Dejemos de crear lenguajes complejos y entendamos que el marketing se hace de humanos a humanos. Durante años, nosotros, la gente de marketing hemos complicado cada vez más el entorno, tal vez para sustentar nuestros proyectos, o para enredar al enemigo, para sentirnos y aparentar ser más importantes, no se.  Llevaba ya meses sin escribir para Speak1to1, y hasta ahora me atrevo a escribir algo que tal vez aporte a toda la comunidad, algo que fue inspirado en “There is no more B2B or B2C: It’s Human to Human, #H2””.

Hacer más técnico el marketing no necesariamente significa volverlo enredado o inalcanzable, a veces es tan sencillo como ponernos en los zapatos del otro y entender cómo debemos hablarle para que nos entienda, y sobre todo sorprenderlo.

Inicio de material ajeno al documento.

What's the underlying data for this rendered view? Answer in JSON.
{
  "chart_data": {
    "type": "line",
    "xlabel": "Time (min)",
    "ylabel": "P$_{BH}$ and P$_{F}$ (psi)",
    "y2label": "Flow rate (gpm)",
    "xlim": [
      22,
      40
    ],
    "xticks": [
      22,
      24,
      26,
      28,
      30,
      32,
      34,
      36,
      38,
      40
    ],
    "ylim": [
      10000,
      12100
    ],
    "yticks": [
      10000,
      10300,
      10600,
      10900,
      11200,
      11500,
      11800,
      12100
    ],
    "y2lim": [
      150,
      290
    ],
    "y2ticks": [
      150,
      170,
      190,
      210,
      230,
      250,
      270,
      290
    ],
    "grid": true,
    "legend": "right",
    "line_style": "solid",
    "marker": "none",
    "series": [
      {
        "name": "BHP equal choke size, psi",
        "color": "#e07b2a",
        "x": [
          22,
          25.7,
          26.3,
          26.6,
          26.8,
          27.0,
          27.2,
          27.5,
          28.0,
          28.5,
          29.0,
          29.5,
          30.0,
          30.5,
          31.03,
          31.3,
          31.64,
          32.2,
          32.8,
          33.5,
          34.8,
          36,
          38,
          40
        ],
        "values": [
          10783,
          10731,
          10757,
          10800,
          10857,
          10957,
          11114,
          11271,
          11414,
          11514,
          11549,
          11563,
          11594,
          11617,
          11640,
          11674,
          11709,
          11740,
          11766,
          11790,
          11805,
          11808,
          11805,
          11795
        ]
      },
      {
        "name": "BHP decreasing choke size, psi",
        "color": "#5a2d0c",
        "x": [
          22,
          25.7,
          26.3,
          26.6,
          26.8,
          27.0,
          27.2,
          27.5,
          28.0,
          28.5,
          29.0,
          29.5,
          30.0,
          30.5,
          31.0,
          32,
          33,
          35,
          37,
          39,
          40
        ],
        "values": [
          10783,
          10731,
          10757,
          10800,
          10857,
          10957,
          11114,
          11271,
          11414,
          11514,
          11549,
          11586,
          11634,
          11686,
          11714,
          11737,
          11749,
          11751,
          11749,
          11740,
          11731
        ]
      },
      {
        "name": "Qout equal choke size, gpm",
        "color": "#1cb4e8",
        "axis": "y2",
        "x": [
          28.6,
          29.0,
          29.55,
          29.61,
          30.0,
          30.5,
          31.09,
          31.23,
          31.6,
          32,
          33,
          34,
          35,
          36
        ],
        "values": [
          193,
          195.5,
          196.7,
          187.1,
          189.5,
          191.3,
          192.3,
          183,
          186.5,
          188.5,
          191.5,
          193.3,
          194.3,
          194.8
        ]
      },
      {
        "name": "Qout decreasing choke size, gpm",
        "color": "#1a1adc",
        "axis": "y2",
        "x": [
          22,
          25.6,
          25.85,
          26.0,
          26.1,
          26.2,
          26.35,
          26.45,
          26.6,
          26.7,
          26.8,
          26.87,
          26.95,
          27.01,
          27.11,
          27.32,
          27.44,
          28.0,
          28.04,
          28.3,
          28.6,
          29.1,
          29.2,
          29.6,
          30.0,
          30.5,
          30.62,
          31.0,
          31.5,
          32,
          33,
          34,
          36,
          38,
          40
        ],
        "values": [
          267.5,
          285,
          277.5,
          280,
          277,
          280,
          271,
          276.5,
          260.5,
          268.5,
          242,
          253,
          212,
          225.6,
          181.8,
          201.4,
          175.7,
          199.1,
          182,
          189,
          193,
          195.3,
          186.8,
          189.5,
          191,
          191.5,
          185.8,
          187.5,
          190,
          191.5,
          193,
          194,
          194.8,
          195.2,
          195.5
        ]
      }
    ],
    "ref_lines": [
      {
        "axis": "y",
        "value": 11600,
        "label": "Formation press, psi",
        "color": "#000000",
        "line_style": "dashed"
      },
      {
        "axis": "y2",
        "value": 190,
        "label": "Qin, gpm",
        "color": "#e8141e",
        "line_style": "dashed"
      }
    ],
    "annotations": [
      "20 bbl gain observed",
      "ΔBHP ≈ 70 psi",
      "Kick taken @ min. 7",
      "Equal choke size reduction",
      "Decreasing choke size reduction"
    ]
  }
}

Si en el marketing que haces le estás hablando a un consumidor de una bebida energética o a el presidente de una multinacional de software, nunca olvides que le estas hablando a un ser humano, un ser humano que siente, que sueña, que se enamora, que se defrauda, que duda, que comete errores, un ser humano tan o más sensible que tú.

Por esto no te enredes en contarle historias ficticias o demasiado extravagantes, ponte en sus zapatos y piensa qué le gustaría escuchar, o más sencillo trata de hablar con él, escucharlo, entenderlo; y tal vez descubrirás que la manera de sorprenderlo para que se arriesgue con tu marca es más sencilla de lo que te imaginas.

No olvides que puede que él no quiera comprarte, ni a tu marca ni a las demás; por eso a veces el proceso de cortejo puede ser más fácil y efectivo si le demuestras que lo entiendes. Piensa que los seres humanos a veces carecemos de cosas básicas como afecto, participación, compresión entre otras, y puede que tu marca, si lo piensas mejor, se convierta en un satisfactor de esa necesidad.

 Al diablo con el B2B, B2C, B2E o B2A, a menos que quieres dejar esta profesión y hablarle a maquinas o animales.